The honest answer is it’s unique to each patient. As I always say to patients, there are standard risks of surgery, and so bleeding and infection are standard risks of any type of surgery, in general, and certainly with brain tumor surgery. What I will then tell patients is how their risk of surgery is tailored, and that a lot of times, it depends on the location of the tumor, how infiltrative the tumor is, the behavior of the tumor, and whether that tumor involves critical neurovascular structures, such as arteries. [With] bigger arteries, I am very used to working around and protecting them. Sometimes, even with my expertise and experience, the smaller arteries can get a little trickier because they can be embedded in the tumor. They can supply the tumor but also supply the brain, which can lead to post-operative issues such as weakness or a new neurological deficit.

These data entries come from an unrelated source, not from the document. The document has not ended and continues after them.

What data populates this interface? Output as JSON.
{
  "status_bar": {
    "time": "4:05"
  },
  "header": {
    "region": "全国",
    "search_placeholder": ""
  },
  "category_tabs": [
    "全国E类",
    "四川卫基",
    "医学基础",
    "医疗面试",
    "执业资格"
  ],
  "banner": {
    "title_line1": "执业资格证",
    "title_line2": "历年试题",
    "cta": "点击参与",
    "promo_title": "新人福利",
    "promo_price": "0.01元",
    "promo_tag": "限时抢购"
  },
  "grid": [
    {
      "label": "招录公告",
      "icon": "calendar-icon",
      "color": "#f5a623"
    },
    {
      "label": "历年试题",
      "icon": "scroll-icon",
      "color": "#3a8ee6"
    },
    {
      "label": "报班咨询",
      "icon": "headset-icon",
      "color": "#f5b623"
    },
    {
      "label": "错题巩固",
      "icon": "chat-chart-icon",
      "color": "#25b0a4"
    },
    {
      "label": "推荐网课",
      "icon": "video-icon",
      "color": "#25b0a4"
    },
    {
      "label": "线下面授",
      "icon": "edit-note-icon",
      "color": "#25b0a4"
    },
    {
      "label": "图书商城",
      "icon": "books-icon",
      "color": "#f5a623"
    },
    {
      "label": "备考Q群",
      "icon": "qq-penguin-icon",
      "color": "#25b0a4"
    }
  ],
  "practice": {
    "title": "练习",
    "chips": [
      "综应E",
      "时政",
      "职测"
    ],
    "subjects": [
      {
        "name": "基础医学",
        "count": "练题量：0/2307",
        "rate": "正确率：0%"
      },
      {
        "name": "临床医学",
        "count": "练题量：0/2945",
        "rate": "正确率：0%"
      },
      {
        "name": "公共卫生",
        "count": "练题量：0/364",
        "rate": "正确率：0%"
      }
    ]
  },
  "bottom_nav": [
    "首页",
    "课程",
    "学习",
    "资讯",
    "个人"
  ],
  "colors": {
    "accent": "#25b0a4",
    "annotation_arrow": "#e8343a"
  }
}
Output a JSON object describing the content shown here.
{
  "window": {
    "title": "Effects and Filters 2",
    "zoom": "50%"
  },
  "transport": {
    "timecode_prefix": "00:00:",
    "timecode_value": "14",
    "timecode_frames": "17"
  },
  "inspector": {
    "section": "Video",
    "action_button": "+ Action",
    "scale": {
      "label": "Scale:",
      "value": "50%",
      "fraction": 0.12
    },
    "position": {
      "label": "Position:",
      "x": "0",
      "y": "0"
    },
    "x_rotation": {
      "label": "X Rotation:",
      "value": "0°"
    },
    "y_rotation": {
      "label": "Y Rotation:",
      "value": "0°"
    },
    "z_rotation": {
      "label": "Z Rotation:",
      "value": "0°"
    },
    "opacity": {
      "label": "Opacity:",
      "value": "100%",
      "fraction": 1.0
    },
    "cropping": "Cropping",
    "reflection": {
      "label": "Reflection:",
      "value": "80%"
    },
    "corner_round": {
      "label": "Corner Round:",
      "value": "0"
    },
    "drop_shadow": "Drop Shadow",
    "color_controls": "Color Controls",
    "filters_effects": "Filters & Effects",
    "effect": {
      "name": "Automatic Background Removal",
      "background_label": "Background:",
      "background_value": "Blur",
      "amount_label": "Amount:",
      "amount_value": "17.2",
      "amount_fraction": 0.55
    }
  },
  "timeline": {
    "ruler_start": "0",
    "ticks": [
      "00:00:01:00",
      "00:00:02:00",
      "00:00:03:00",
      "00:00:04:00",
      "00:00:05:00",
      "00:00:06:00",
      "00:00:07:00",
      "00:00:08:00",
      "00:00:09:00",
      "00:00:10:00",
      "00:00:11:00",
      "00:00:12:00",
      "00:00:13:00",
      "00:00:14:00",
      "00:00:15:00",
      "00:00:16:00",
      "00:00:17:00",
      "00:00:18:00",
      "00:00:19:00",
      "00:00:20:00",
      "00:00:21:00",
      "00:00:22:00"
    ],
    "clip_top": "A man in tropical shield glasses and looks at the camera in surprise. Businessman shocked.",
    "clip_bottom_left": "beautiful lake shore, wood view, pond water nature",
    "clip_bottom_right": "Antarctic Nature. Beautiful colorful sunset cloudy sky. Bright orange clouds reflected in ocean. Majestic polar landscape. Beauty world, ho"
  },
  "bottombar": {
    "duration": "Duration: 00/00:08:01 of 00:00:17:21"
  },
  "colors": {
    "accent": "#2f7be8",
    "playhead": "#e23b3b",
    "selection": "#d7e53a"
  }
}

Recurrent surgery is a different consideration in and of itself. Sometimes, patients will have multiple surgeries for progression or recurrence of disease. Each time we operate, the risk can be a bit higher for potential issues or complications. I always say it’s not so much having to relate to the surgery itself; the brain is different. The person’s brain has been through more: the radiation effects, the growth of the tumor, and the effects of the brain being sick for so long due to the tumor. [Regarding] those things, even I have found surgeries can go perfectly well from a technical standpoint, but we can still encounter issues post-operatively. That could be a little bit hard for someone’s brain to recover [from] the more they are in treatment. That usually reflects being on treatment for longer.